COLUMN

2014.5.29 DESIGNER

インテリアは総合力とバランス

AD CORE DEVISE DESIGNER BLOG Vol.32
ミラノレポートのスライドを製作する為に、取材した写真の編集作業をしていました。撮影した写真をそのまま使用するのではなく、Photoshopでパースを直し、暗さや色なども補正して加工しています。広角レンズを使うインテリア写真では縦方向にパースがつくのと、斜め取りの時にパースがきつすぎる時があるので、加工しないとちゃんとした空間に見えません。今回も数千枚の写真の中から1200枚の写真を選んで加工し、その中の600枚を使用しました。

取材をした内容や、プレスリリースを見ながらスライド原稿を作り終えて感じたのは、インテリアの力です。家具はそれだけで存在しているのではなく、空間、レイアウト、組合わせ、小物など、総合的な関係から存在しています。どれが欠けてもいけません。それができているブランドのブースは人気があり、ヨーロッパの低迷する景気の中でも売上げを伸ばしています。それを感じたのが、あるブランドの展示です。いつもミラノサローネ会場で注目されるブランドのブースが、今年とても残念な展示だったからです。そこでもらったプレスリリースは、なるほど、立派なテーマだったのですが、、。著名デザイナーがデザインしたブースのデザインだけでなく、家具の置き方やデコレーションが、???というような様子で、観葉植物がプラスッチックの鉢のままで置かれていたりで、とてもインテリアと呼べるものではありません。わざと狙っているのかと思ったほど、、。展示されている製品も良く見えませんでした。

集客が多く、素晴らしいと感じたブランドは製品単体の置き方でなく、スタイルとしての展示ができている所でした。空間のデザイン、レイアウト、デコレーションのトータルバランスが取れていて、置かれる製品の本来の美しさをより引き出しています。その中でも空間の良さを左右するのはレイアウトとデコレーション。小物使いや家具とのバランスが取れている展示はリアリティがあり、本当に心地良い空間になって、来場者の共感を得られるようです。ミラノで良かったのは、Moooi。以前は巨大な馬の照明や変わったビジュアルが目立つ製品本位の展示だったのですが、今年は空間とトータルバランスの取れたスタイル展示になっていました。撮影や取材で訪れるLAの住宅は生活するリアルなインテリアですが、その中は建物だけ、家具だけ、でなく、小物やそれらを組み合わせるデコレーションがされています。ミラノサローネの会場でも再認識しました。

ミラノで取材した写真は家具の写真だけでありません。今回もそれを展示する空間、花や、小物のデコレーションの写真も多数収蔵したCDを作りました。お楽しみに!
                               (クリエイティブ・ディレクター/瀬戸 昇)
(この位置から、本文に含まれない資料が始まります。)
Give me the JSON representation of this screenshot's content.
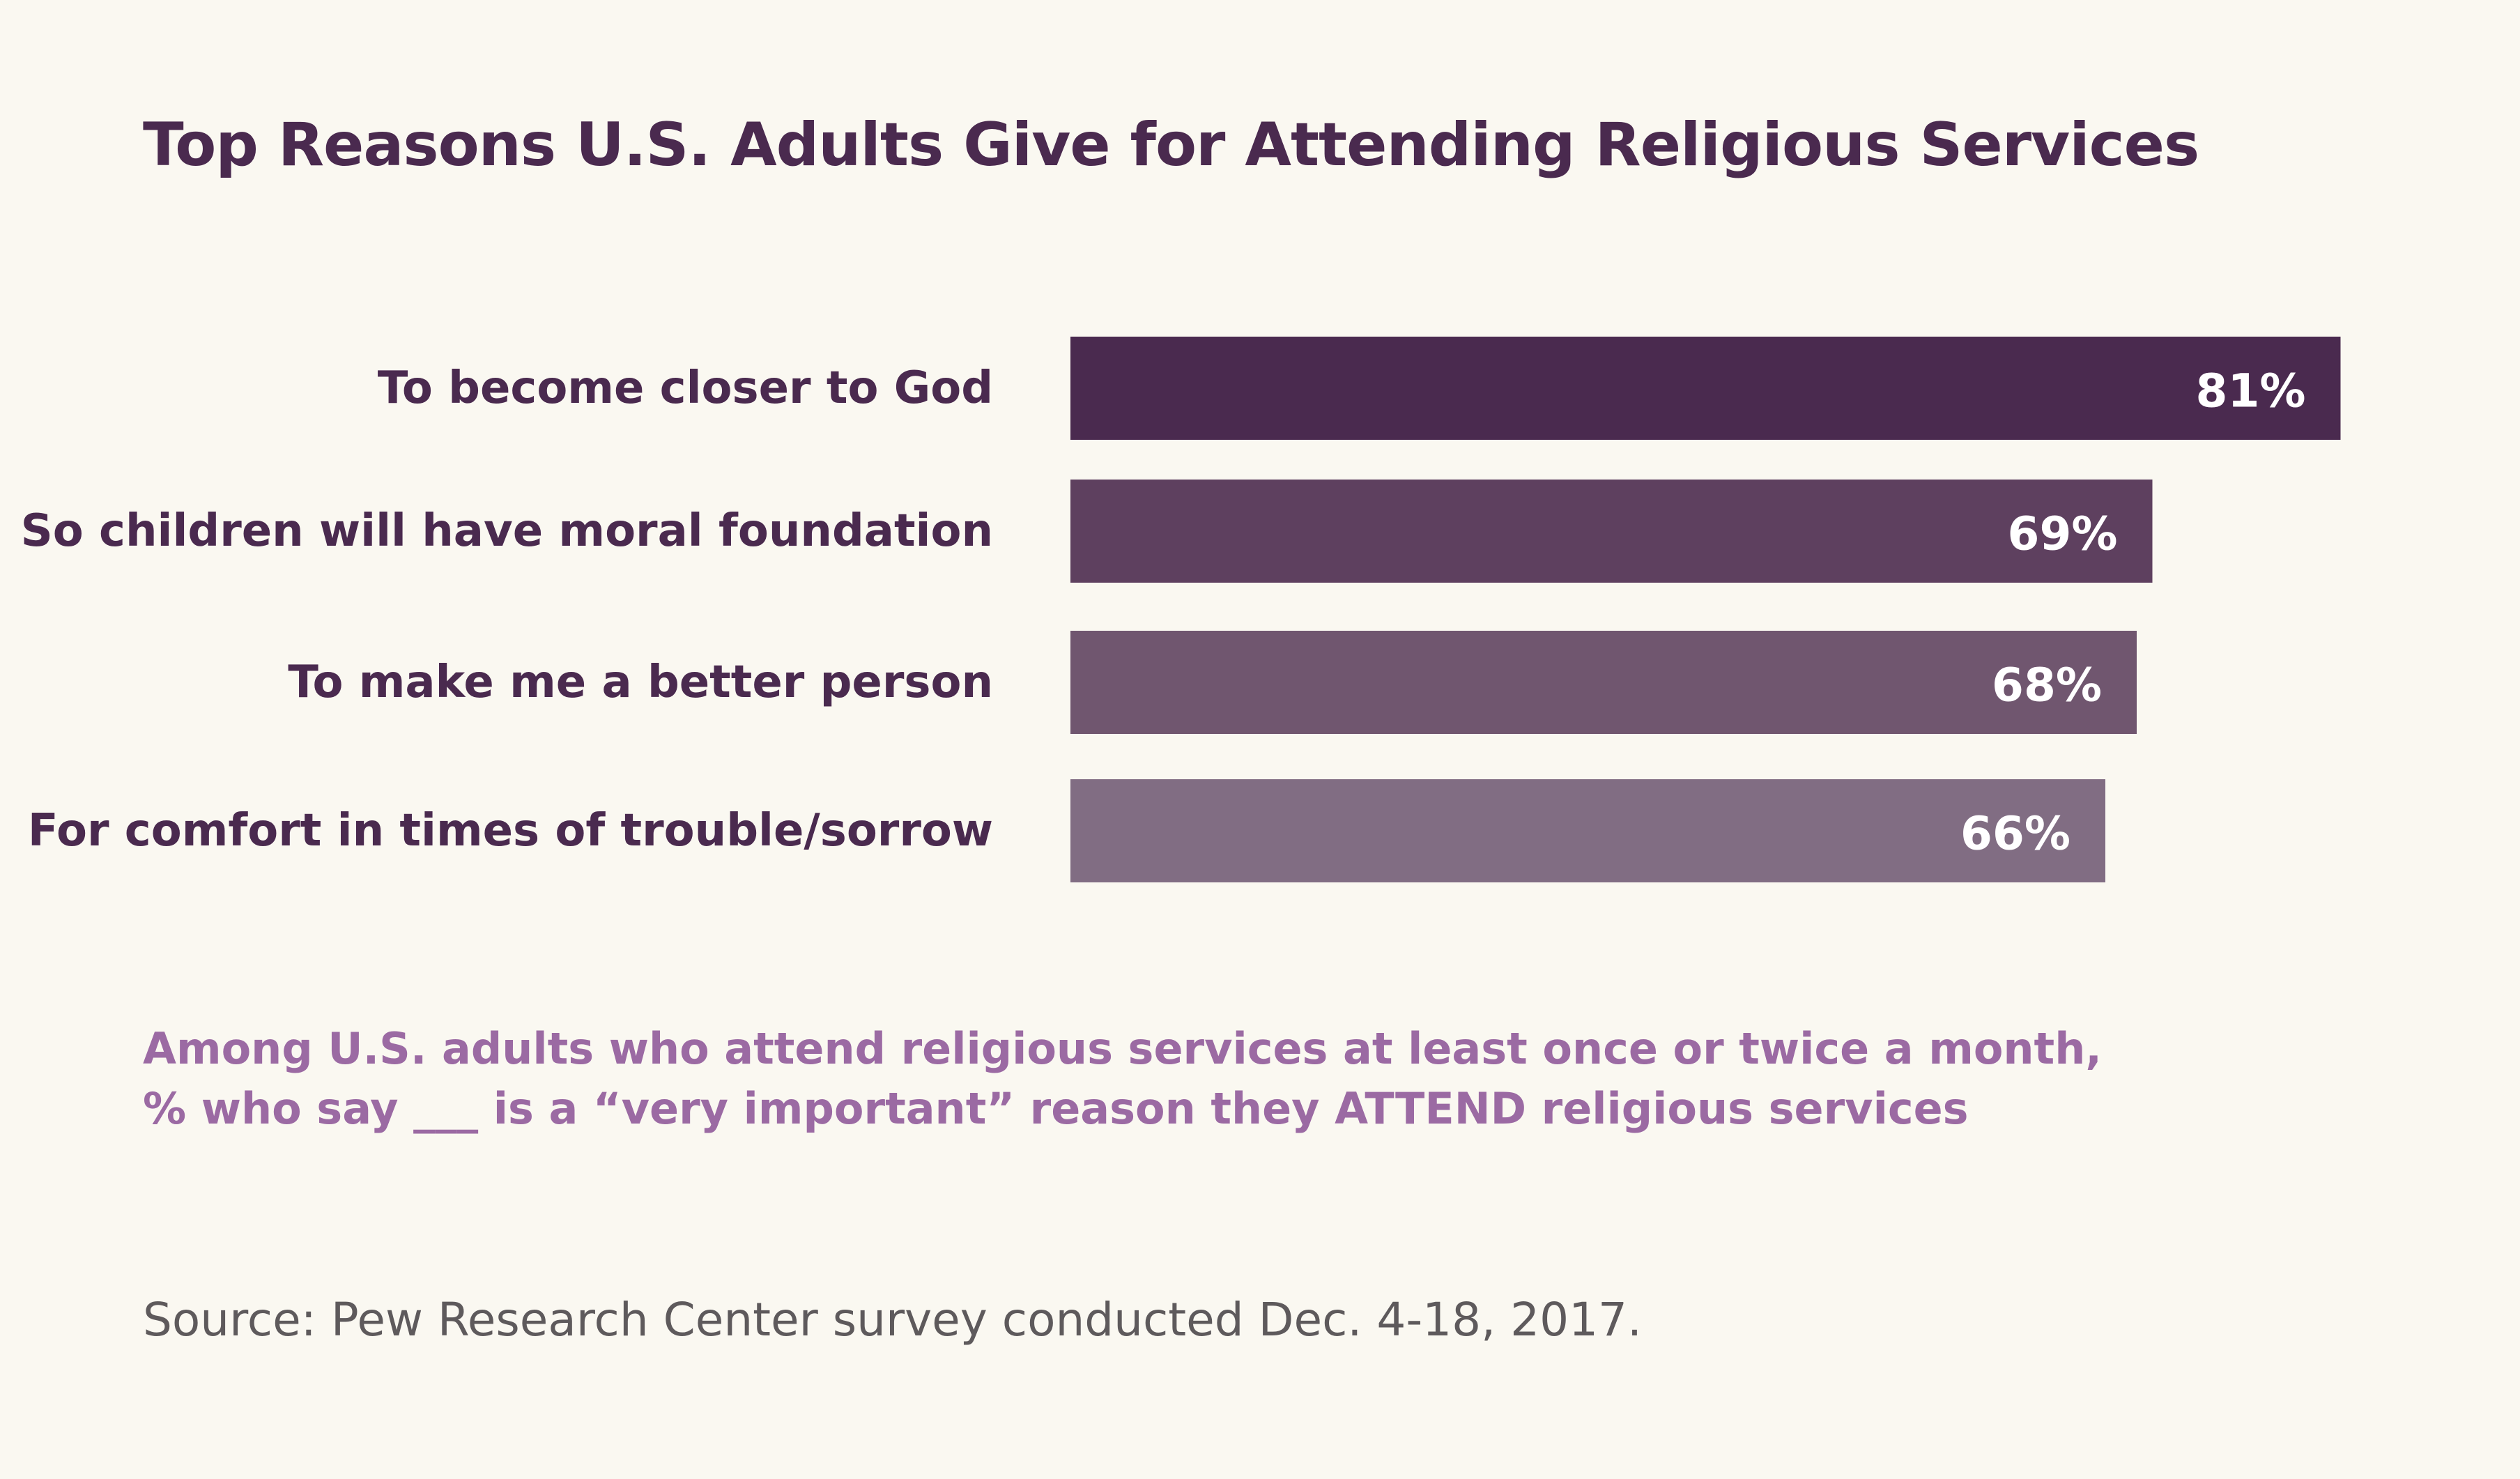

集客力のあるブランドはスタイル展示で、製品だけでなく、空間、デコレーションまで総合的にバランスが取れています。左上、左下:Moooiの展示は歴史的建築物のフォトグラファーのマッシモ・リストリの大きな写真に合わせての展示とデコレーションは見事でした。右上:男っぽい展示はドルドーニの世界。右下:チッテリオの世界はエフォートレススタイル。
左上、左下:どのブランドかは書けませんが、チープな展示空間にてきとうな置き方、観葉植物も受け皿無しのプラスッチックの鉢のままで置かれます。右上:金ぴかの展示は何の為なのか、展示している製品が分かりません。右下:アートな家具もこの時代方向が違うように思います。